Mit dieser Ansicht steht von der Leyen nicht allein da. Auch der frühere Präsident der Europäischen Zentralbank, Mario Draghi, diagnostizierte in seinem Bericht über die Wettbewerbsfähigkeit der EU: „Die sauberen Technologien in der EU stehen vor Hindernissen, wenn es um Expansion und Wettbewerbsfähigkeit geht.“ Ob im Bereich der erneuerbaren Energien, der Batterieherstellung, bei Wärmepumpen oder Elektrolyseuren zur Produktion von grünem Wasserstoff – bei alldem geht noch mehr, befindet Draghi – wenn die EU ihre Finanzierungsbedingungen verbessert.

Experten mahnen jetzt, keine Zeit zu verlieren – und legen neue Ideen vor, um die Finanzierungslücke für Wachstumsfirmen schneller zu schließen. Durch diese Lücke habe Europa bereits innovative Firmen verloren, heißt es in einem bislang unveröffentlichten Papier des Berliner Thinktanks Jacques Delors Centre. Die werden nämlich nicht nur im Zweifel von Investoren aus Übersee finanziert, sondern ziehen später auch eher weg. Sogenannten Scale-ups mehr Wachstumskapital im Inland bereitzustellen, sei „für den Wohlstand Europas unerlässlich“, resümiert Delors-Ökonom Sebastian Mack in dem Papier. Gemeint sind damit Firmen, die schon die Anfangsphasen hinter sich haben, schnell wachsen und für ihre weitere Expansion viel Geld von Investoren brauchen. Gerade Unternehmen in diesem Entwicklungsstadium fänden in Europa zu wenig Beteiligungskapital.

Die EU müsse ihre Förderpolitik ändern, um mit der Konkurrenz mithalten zu können

Erstens stellten große, professionelle Investoren – Pensionsfonds, Versicherungen und Fondsgesellschaften – in der EU zu wenig davon zur Verfügung. Zweitens seien Europas Kapitalmärkte nach wie vor zu fragmentiert. Und drittens werde öffentliches Geld nicht effizient genug eingesetzt. „Die Innovationsfinanzierung in Europa ist nach wie vor unzureichend, hängt stark von der öffentlichen Hand ab und lenkt privates Geld zu wenig in strategische grüne Sektoren“, sagt Mack. Um im Wettbewerb mit den USA und China zu bestehen, müsse die EU ihre Förderpolitik ändern.

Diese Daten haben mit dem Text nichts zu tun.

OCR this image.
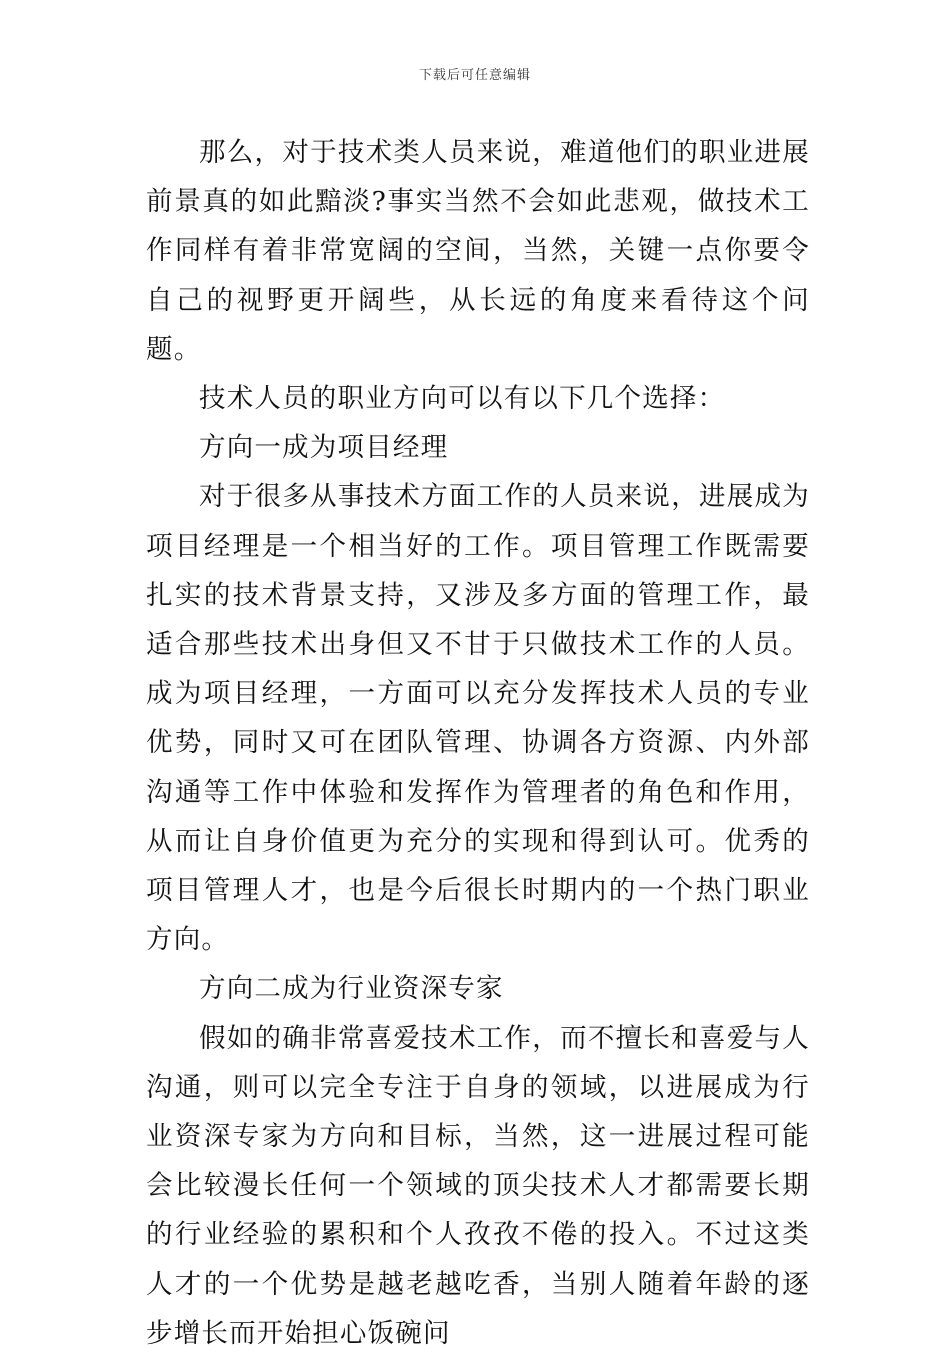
下载后可任意编辑

那么，对于技术类人员来说，难道他们的职业进展前景真的如此黯淡?事实当然不会如此悲观，做技术工作同样有着非常宽阔的空间，当然，关键一点你要令自己的视野更开阔些，从长远的角度来看待这个问题。

技术人员的职业方向可以有以下几个选择：

方向一成为项目经理

对于很多从事技术方面工作的人员来说，进展成为项目经理是一个相当好的工作。项目管理工作既需要扎实的技术背景支持，又涉及多方面的管理工作，最适合那些技术出身但又不甘于只做技术工作的人员。成为项目经理，一方面可以充分发挥技术人员的专业优势，同时又可在团队管理、协调各方资源、内外部沟通等工作中体验和发挥作为管理者的角色和作用，从而让自身价值更为充分的实现和得到认可。优秀的项目管理人才，也是今后很长时期内的一个热门职业方向。

方向二成为行业资深专家

假如的确非常喜爱技术工作，而不擅长和喜爱与人沟通，则可以完全专注于自身的领域，以进展成为行业资深专家为方向和目标，当然，这一进展过程可能会比较漫长任何一个领域的顶尖技术人才都需要长期的行业经验的累积和个人孜孜不倦的投入。不过这类人才的一个优势是越老越吃香，当别人随着年龄的逐步增长而开始担心饭碗问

Mit der Europäischen Investitionsbank in Luxemburg und deren „European Investment Fund“ (EIF) verfügt die EU bereits über ein wirkmächtiges Instrument, das Geld in Beteiligungs-Fonds steckt. Das habe laut Mack geholfen, den Markt für Beteiligungskapital zu beleben. „Anstatt Venture-Capital-Firmen das Verteilen von Steuergeld zu überlassen, sollte der EIF seine Auflagen für nachhaltige Investitionen schärfen“, sagt er, „und dafür sorgen, dass Pensionsfonds und Versicherungen mehr Risikokapital bereitstellen.“

In der Studie macht er mehrere konkrete Vorschläge. Zunächst sollten institutionelle Investoren höhere Anreize bekommen, selbst in Beteiligungskapital zu investieren. Der EIF könne ihnen helfen, mehr eigenen Expertise aufzubauen. Zudem solle die Europäische Investitionsbank zunehmend direkt in Wachstumsfirmen investieren statt nur in Fonds. „Es wäre einfach, die EIB zum zentralen Investor in unterversorgte Cleantech-Scale-ups in der EU zu machen“, schreibt Mack. Durch höhere Kapazitäten für Direktinvestitionen „würde Europa dem Beispiel der USA und Chinas bei der Förderung innovativer Unternehmen folgen“.

Nicht zuletzt wird es auch darauf ankommen, die viel besungene Kapitalmarktunion zu verwirklichen, also die national geprägten Kapitalmärkte langfristig zu einem echten Binnenmarkt umzubauen. Unter anderem darüber wollen die EU-Staats- und Regierungschefs kommende Woche bei einem Gipfel in Budapest im Beisein von Draghi diskutieren – sofern sie dann, zwei Tage nach der US-Wahl, nicht komplett abgelenkt sind.